Antoine Dubourgnon… Voila un nom qui résonne dans notre esprit comme un synonyme de plein d’autres mots: freeride, backflip, barrel roll, grosses barres, Rampage, Mountain Style…etc Mais un nom qui résonne presqu’aussi au passé…
Antoine, je l’ai connu il y a exactement 10 ans, lors des courses de la Coupe du Rhône-Alpes de DH 2004. A l’époque âgé de 15-16 ans, une tête de premier de la classe, un bon vieux Specialized Big Hit avec la roue arrière de 24′ (qui en a orienté plus d’un vers la DH ou le freeride) et déjà 2 grandes qualités: un engagement remarquable et une discrétion presque maladive.
A ce moment là, j’avais plutôt remarqué son pote Adrien qui roulait sur un Orange 222 et qui, pour son âge, était peut-être plus impressionnant et doué d’un gabarit de bûcheron ardéchois adolescent.
A l’heure actuelle, Antoine roule toujours, de temps en temps, avec Adrien qui a lâché la compétition mais qui, parait-il, a gardé un bon coup de guidon.
Quelques années après cette rencontre hasardeuse (je me souviens même lui avoir acheté un plongeur de Boxxer), on commençait à entendre parler d’Antoine qui débutait dans « les rotations arrières à bicyclette »… Puis très vite on l’aperçu tourner la tête à l’envers sur des barres rocheuses, ajouter un peu de rotation transversale à ses mouvements et devenant (sûrement), à l’époque, les seul français à envoyer des Barrel-Roll sur des bons gros gaps (sans compter une panoplie de tricks plus courant mais tout autant techniques: superman seat grab, tailwhip, 3.6,…etc). .

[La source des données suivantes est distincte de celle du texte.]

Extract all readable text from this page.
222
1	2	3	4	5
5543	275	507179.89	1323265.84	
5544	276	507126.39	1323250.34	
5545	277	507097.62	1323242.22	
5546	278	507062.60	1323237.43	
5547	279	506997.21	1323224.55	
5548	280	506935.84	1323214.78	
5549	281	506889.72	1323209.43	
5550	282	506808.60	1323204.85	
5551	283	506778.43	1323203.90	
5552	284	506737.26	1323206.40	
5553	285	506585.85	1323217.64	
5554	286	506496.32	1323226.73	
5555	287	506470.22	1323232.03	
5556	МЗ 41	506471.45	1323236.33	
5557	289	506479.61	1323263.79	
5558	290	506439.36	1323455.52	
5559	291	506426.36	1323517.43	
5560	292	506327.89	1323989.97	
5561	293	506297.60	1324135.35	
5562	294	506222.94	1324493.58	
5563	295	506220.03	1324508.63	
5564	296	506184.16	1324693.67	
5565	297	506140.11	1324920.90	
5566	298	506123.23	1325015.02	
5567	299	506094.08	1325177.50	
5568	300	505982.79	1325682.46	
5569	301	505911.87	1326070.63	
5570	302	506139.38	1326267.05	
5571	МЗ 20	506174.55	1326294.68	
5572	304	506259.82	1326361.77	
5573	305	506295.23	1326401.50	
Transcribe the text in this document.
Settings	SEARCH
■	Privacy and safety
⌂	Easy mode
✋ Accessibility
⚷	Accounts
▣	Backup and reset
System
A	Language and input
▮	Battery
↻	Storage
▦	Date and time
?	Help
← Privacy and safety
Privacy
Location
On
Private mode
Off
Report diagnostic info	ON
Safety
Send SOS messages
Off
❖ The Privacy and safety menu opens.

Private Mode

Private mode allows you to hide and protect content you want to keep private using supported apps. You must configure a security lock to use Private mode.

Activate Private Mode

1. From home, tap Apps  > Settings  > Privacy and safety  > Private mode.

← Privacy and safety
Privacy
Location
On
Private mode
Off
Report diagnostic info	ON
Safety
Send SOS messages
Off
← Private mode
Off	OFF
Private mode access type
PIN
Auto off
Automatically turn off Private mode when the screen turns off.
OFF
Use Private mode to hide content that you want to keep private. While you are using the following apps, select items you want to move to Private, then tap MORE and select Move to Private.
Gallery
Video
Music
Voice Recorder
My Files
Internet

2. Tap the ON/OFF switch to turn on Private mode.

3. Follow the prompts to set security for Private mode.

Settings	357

En peu de temps, Antoine s’était fait un nom, une réputation, puisqu’au-delà de la difficulté des tricks qu’il parvenait à réaliser, il présentait la particularité de les faire sur des gros gaps et pour beaucoup, il n’était pas un dirter mais plutôt LE freerider français du moment, quasiment le seul frenchie capable de faire du « big mountain ».
En 2007, je l’apercevais aux 2 Alpes lors du slopestyle Paradise Trail – The Cut organisé pendant le week-end de la Mountain Of Hell. Ce jour-là, comme tant d’autres, Antoine n’avait pas dérogé à sa réputation « d’envoyeur de gros »… Il termina 5è derrière « le jeune » Sam Pilgrim, Jérôme Terrier, Rodolphe Legendre et Fred Austruy (et Thomas Genon avait terminé 1er Amateur à 13 ans).
Photos d’époque…
En Barrel-Roll:
En Superman Seat Grab sur la grosse passerelle:
En pleine montée en puissance (photo de 2008), Antoine pu participer au Châtel-Mountain Style à plusieurs reprises où il s’est bien fait remarquer… Ce format de contest, les lignes proposées (sur un parcours plutôt naturel) lui correspondaient tant ! Vainqueur amateur en 2009, il pu ensuite accéder à la catégorie « Pro ».
En 2010, le Sain Graal arriva dans sa boite à lettre, une invitation pour la Red Bull Rampage… Motivé comme un Ardéchois qui se jette dans son frigo rempli de Caillette, Antoine prépare sa ligne, fait de bonnes reconnaissances, mais se crashe… Dommage !
En 2011 à Châtel, il est toujours de la partie, s’envoie un des plus gros gap comme un super-héros, mais il chute encore.
Au final, Antoine aura participé à tous les plus gros événements freeride/slopestyle des 6-7 dernières années… (Où il n’a pas fait que se fracasser):Red Bull Rampage, Châtel Mountain Style, FISE, Paradise Trail, Braun 26 Trix, Roof’an Slopstyle Avoriaz, Bearclaw Invitational,… Et sa dernière compétition remonte au Pradelles Hill Master 2012.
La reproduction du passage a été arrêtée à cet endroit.